Тем, однако, и хороша книга, что предлагает нетривиальные подходы, ставит новые и корректирует старые вопросы, подвигая исследователей на переосмысление принятых канонов. Потому что еще важнее познания прошлого - изучение настоящего и предвидение будущего. Вот только хоть и важнее, а вторичнее, так как, не познав прошлого, не поймешь настоящего и будущего. Я должен извиниться перед читателем за этот трюизм, но он вытекает из прочтения книги не как абстрактный вывод, а конкретный императив.
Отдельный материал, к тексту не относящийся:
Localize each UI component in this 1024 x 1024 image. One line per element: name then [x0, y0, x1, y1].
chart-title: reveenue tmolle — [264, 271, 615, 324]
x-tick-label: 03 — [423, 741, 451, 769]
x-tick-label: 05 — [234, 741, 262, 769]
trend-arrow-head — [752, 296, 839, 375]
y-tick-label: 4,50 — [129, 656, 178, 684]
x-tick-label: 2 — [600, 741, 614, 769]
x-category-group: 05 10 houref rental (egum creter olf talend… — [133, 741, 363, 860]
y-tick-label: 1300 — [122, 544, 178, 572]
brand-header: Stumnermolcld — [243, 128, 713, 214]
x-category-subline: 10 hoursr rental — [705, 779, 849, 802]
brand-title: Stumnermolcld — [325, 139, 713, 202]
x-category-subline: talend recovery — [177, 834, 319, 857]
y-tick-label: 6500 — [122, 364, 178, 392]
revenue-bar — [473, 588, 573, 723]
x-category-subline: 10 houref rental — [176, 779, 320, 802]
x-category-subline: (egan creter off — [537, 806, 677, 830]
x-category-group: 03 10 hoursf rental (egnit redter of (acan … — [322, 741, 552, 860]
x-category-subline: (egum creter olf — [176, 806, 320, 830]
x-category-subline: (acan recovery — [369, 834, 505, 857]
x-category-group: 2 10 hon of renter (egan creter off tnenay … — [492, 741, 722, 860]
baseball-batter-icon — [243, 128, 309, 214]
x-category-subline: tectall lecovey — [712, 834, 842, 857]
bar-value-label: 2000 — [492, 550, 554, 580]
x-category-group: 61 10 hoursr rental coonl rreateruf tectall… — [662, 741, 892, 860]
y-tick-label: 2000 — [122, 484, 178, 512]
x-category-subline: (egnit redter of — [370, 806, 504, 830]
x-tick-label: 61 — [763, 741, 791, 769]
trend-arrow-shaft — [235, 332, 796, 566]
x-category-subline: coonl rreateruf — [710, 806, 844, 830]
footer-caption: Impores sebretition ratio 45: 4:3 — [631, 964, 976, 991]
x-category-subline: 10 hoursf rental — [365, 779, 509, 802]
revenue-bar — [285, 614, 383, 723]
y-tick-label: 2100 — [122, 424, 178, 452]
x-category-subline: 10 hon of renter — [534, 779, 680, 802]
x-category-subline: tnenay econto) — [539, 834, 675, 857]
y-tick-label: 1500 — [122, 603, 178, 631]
Ждет ли Россию очередная смута? Автор книги не пифийствует, рецензенту это тем более не подобает. Автор считает, что абсурдная процедура государственного управления в нынешней России, когда номенклатурные, уже принятые решения затем легитимируются всеобщим голосованием «за», чревата кризисной ситуацией (с. 106). Соглашаясь с этим, рецензент пояснил бы, что за семь десятилетий советской власти данная процедура превратилась в привычный модус вивенди и, с одной стороны, помогала власти править, а с другой стороны, притупила восприятие на-
зревающей кризисности как у нее самой, так и у народа. Нужно ли ждать еще 70 лет, чтобы прервать роковую цепочку причин и следствий и сделать то, к чему призывает Владимир Булдаков в эпилоге, - изменить самих себя? Это вопрос и к власти, и к народу.